A water glass explodes as it hits the tile floor. I look up to see the young man still sitting across the table from me. His stories continue; I sip my coffee. He has far to go. He knows the words to say to himself and to the world, but we both know that his heart is still lost in the itch of desire, in the false pride of shame. Sadly, I watch as he jumps from the table, a saucy smile behind his eyes, swinging a backpack, turning a jaded knowing ear to my words. His life without margins.
I turn to pick up the tab, but hesitate in a moment of contemplation. My ceremony of initiation into this inclusive club of death has long past, but his has just begun. What name will he take from this ritual? How far does he stand from the water’s edge? What lies in the depths of his baptism? I stand but a parishioner this time; his priest has yet to come.

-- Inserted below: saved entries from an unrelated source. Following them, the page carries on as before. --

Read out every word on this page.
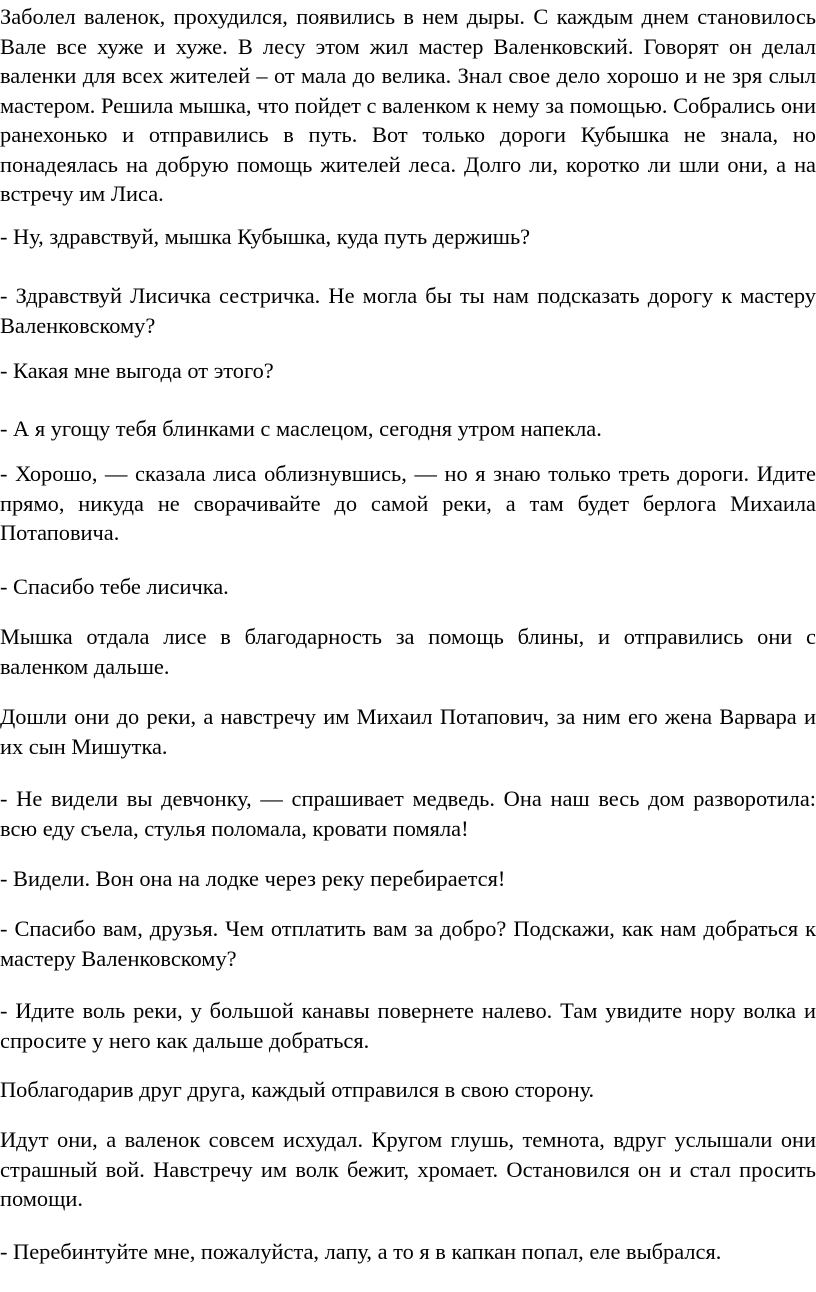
Заболел валенок, прохудился, появились в нем дыры. С каждым днем становилось Вале все хуже и хуже. В лесу этом жил мастер Валенковский. Говорят он делал валенки для всех жителей – от мала до велика. Знал свое дело хорошо и не зря слыл мастером. Решила мышка, что пойдет с валенком к нему за помощью. Собрались они ранехонько и отправились в путь. Вот только дороги Кубышка не знала, но понадеялась на добрую помощь жителей леса. Долго ли, коротко ли шли они, а на встречу им Лиса.

- Ну, здравствуй, мышка Кубышка, куда путь держишь?

- Здравствуй Лисичка сестричка. Не могла бы ты нам подсказать дорогу к мастеру Валенковскому?

- Какая мне выгода от этого?

- А я угощу тебя блинками с маслецом, сегодня утром напекла.

- Хорошо, — сказала лиса облизнувшись, — но я знаю только треть дороги. Идите прямо, никуда не сворачивайте до самой реки, а там будет берлога Михаила Потаповича.

- Спасибо тебе лисичка.

Мышка отдала лисе в благодарность за помощь блины, и отправились они с валенком дальше.

Дошли они до реки, а навстречу им Михаил Потапович, за ним его жена Варвара и их сын Мишутка.

- Не видели вы девчонку, — спрашивает медведь. Она наш весь дом разворотила: всю еду съела, стулья поломала, кровати помяла!

- Видели. Вон она на лодке через реку перебирается!

- Спасибо вам, друзья. Чем отплатить вам за добро? Подскажи, как нам добраться к мастеру Валенковскому?

- Идите воль реки, у большой канавы повернете налево. Там увидите нору волка и спросите у него как дальше добраться.

Поблагодарив друг друга, каждый отправился в свою сторону.

Идут они, а валенок совсем исхудал. Кругом глушь, темнота, вдруг услышали они страшный вой. Навстречу им волк бежит, хромает. Остановился он и стал просить помощи.

- Перебинтуйте мне, пожалуйста, лапу, а то я в капкан попал, еле выбрался.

Walking alone out into the cool of the afternoon, the day seems to take a breath in anticipation of evening’s arrival. I have come to realize that it is time for me to don this mantle, to mount a battle cry. Addiction is devastating our culture. It arrives with stealth and leaves a trail of lost work, relationships, and lives in its wake. It no longer affects us as ripples from a stone thrown into a lake, but has become the tide of a tsunami, by which we are all posed to be washed away.
How do we rise from these waters? I believe that we, as healthcare providers, are the bridge to answer the call to end opioid addiction. As we address emergencies and chronicity, prevention and treatment, we are summoned to embrace and promote a compassionate holistic vision of health, while taking care to avoid the unintended consequences of opioid prescription.
Knowing the tools in our toolbox is crucial. There are CDC guidelines written to assist with best prescriptive practices. Full disclosure of the risks when we do prescribe is essential, so that patients and families have the awareness and the means to make informed decisions. As we hone our prescriptive writing, we must offer alternatives for patients who have acute pain, and even more so, for those who use these medications chronically. By assisting patients in finding complementary, healthy options, we help them avoid illicit choices. Biofeedback, acupuncture, exercise therapy, massage, cognitive-behavioral therapy, nerve blocks, and alternative medications are all viable potential treatments. It is imperative that healthcare providers explore and advocate for a variety of therapeutic options. Finally, we, with the assistance of the greater community, must recognize addiction, reduce its stigma, and remove barriers to treatment, while helping patients in finding their path to sobriety.
In this journey, perhaps we are all pilgrims trying to find our way. By acting in solidarity— citizen, policymaker, physician, father, brother, mother, child—we can part these waters. Only together will we reach the promised land, where we may, finally, lay this burden down.